Nothing approaching any real concept of a moral "good" does in the scenario established by McAulay. When the story sticks to a simple examination of how these characters think and why they behave in the ways they do, it more or less succeeds. We watch as the older son, certain that only power and one's willingness to engage in it matter, manipulate his younger brother, who has only seen and known that power must be followed, lest it turn its attention toward you. With such a dynamic in place and a relatively significant amount of money on the line, these kids are going to either choose or go along with a fair amount of wrong-doing.

This isn't a mere character study about the relationship between two very distinct people, though. It's also and increasingly a thriller, which keeps raising the complications and stakes to the point that these characters don't seem to be reacting to the situation at hand. They start to act in ways that seem more concerned with McAulay's desire to complicate and heighten the plot as much and as many times as possible.

The brothers are Joey (Jack Dylan Grazer), who's about to turn 15, and 17-year-old Matt (Fionn Whitehead). Their mother Carol (Mena Suvari) has lung cancer, which she developed from years of her deceased husband's smoking habit. Dad didn't just die, by the way. He was shot in a fight, under unclear circumstances. There's a reason what turns out to be pretty vital information is kept from us, although it's just for one, final surprise in a movie that starts to rely on such twists a bit too heavily.

Matt has a plan to help with his mother's medical bills. A neighbor, whose house is through the woods in a nicer part of town, is having her house fumigated. There are rumors that she keeps thousands of dollars in a tin in a dresser drawer. Matt will keep look-out while Joey breaks into the house and steals the cash.

The plan goes fine, until the boys are stopped and chased by a security guard (played by Rainn Wilson). During the pursuit, the guard falls into a covered well. Joey wants to make sure the man is okay. Matt just wants to get out there. Little brother, influenced by Matt's implied and direct threats, goes along with the older one.

The initial conflict here is a pretty straightforward and clear-cut moral one.

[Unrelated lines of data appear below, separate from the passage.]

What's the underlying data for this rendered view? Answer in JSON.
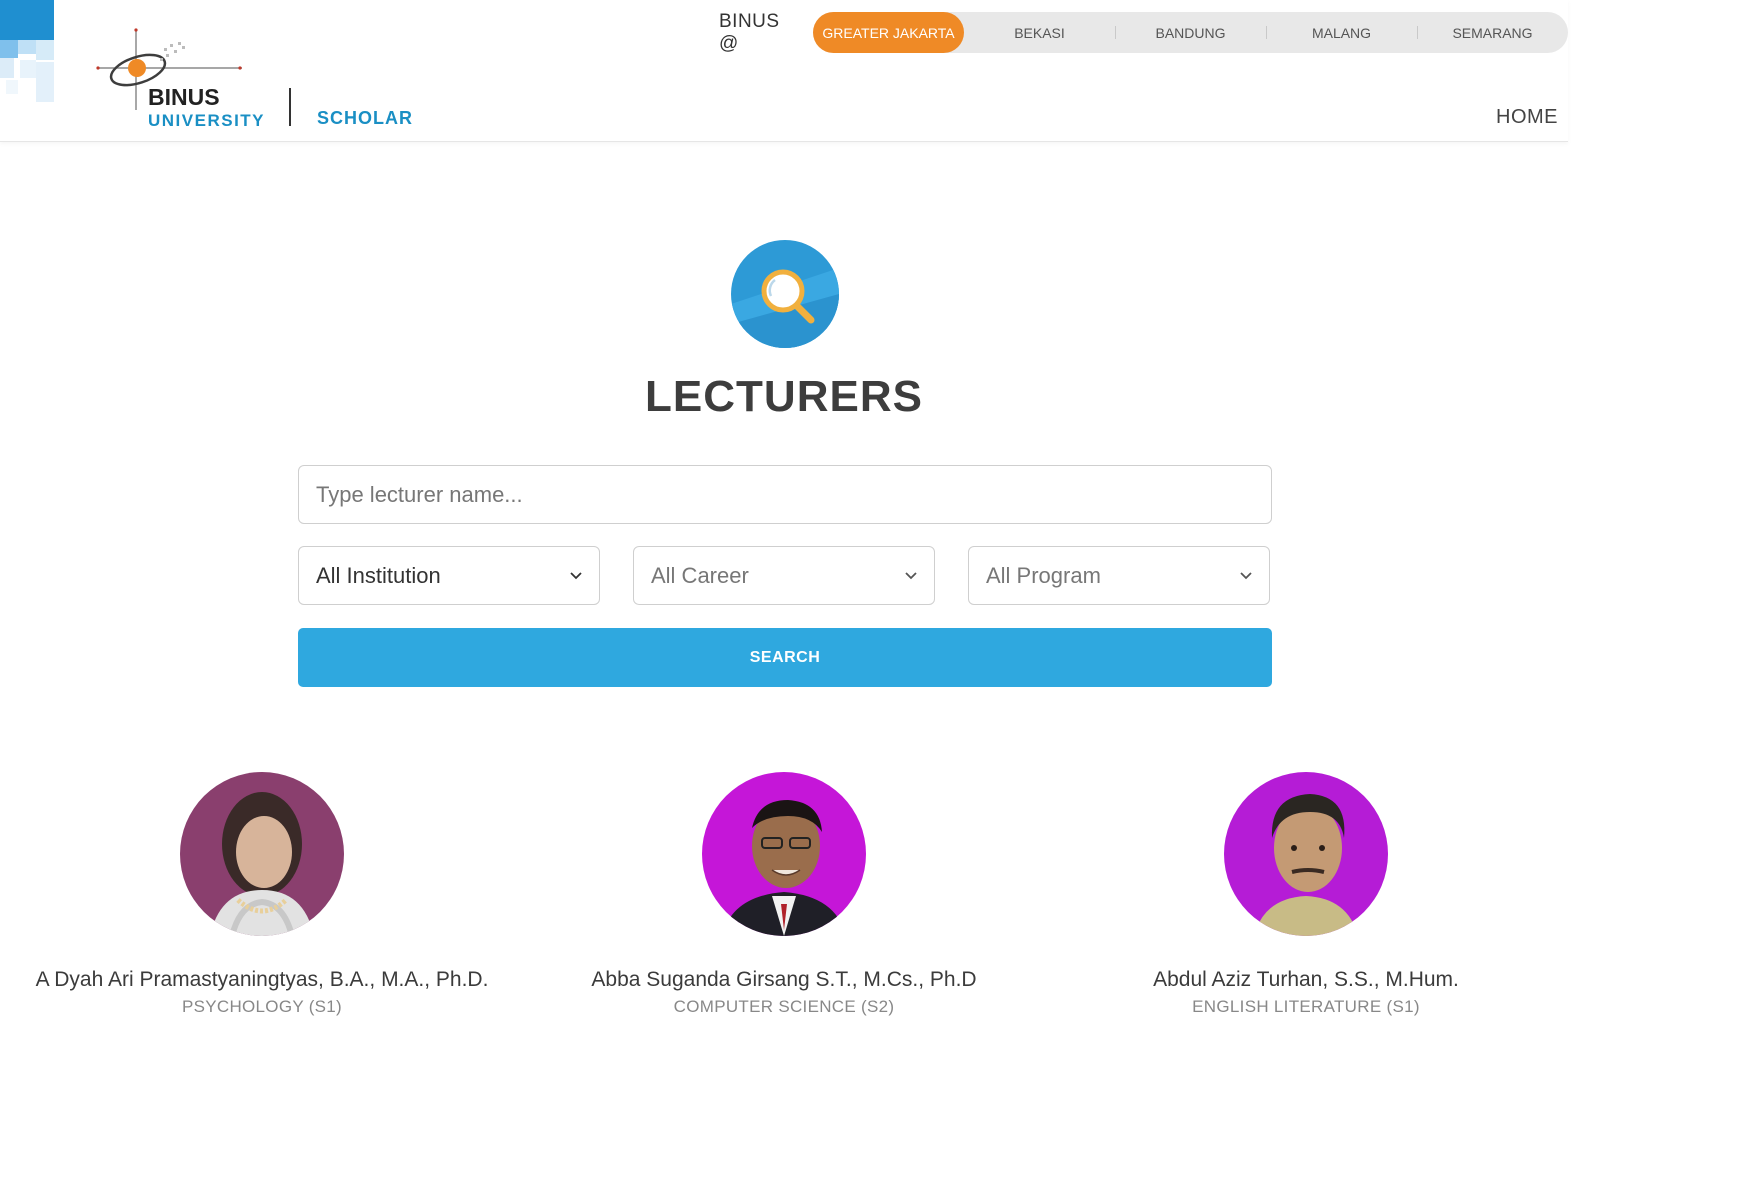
{
  "header": {
    "logo_text": "BINUS",
    "logo_subtext": "UNIVERSITY",
    "scholar_label": "SCHOLAR",
    "campus_label": "BINUS @",
    "campuses": [
      {
        "label": "GREATER JAKARTA",
        "active": true
      },
      {
        "label": "BEKASI",
        "active": false
      },
      {
        "label": "BANDUNG",
        "active": false
      },
      {
        "label": "MALANG",
        "active": false
      },
      {
        "label": "SEMARANG",
        "active": false
      }
    ],
    "home_label": "HOME",
    "accent_color": "#ef8a26",
    "brand_blue": "#1a8fc4"
  },
  "hero": {
    "icon": "magnifier-icon",
    "title": "LECTURERS"
  },
  "search": {
    "name_placeholder": "Type lecturer name...",
    "name_value": "",
    "institution": "All Institution",
    "career": "All Career",
    "program": "All Program",
    "button_label": "SEARCH",
    "button_color": "#2fa8df"
  },
  "lecturers": [
    {
      "name": "A Dyah Ari Pramastyaningtyas, B.A., M.A., Ph.D.",
      "department": "PSYCHOLOGY (S1)"
    },
    {
      "name": "Abba Suganda Girsang S.T., M.Cs., Ph.D",
      "department": "COMPUTER SCIENCE (S2)"
    },
    {
      "name": "Abdul Aziz Turhan, S.S., M.Hum.",
      "department": "ENGLISH LITERATURE (S1)"
    }
  ]
}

Joey returns, discovers that the man is still alive, and wants to get him help. The answer should be pretty clear: Call the cops or some other adult to free the security guard. Joey can't, though, because he fears that their robbery will be discovered or, worse, that Matt will learn what he did and make good on his threats. Joey tries to help the stranger as much as he can under the circumstances, bringing him food and giving him a one-channel radio to communicate with the kid. Matt doesn't approve.

Admittedly, some of this is a bit much to accept. There's nothing really preventing Joey from getting help for the man, especially since he can't see the kid from the well—until Matt decides to show his face in a power move.

Matt, too, is portrayed as much more than just some amoral, abusive, and unlikeable character. As his attempts to keep Joey in line and his plans to rid himself of the potential threat in the well develop, the older brother becomes akin to an irredeemably evil figure (He doesn't even use the money for his mother). The characterization works, for sure, in heightening the stakes for Joey's moral conundrum and the rationale for his inaction, but that results in a much larger problem down the line, when we're meant to sympathize with Matt when things get really out of hand.

Most of this, though, matters much less in the bigger picture as soon as McAulay adds a few new twists to this scenario. They have to do, first, with who the man in the well really is and, second, what Joey decides to do with this information. Any sense of these characters, as they've been established and in how we'd anticipate them to behave from that, dissipates.

The plotting, with all of its surprises and additional complications, takes over, and we're left with nobody with whom to sympathize or to whom to relate. For such a relatively constrained thriller, Don't Tell a Soul certainly finds many ways to strain credulity.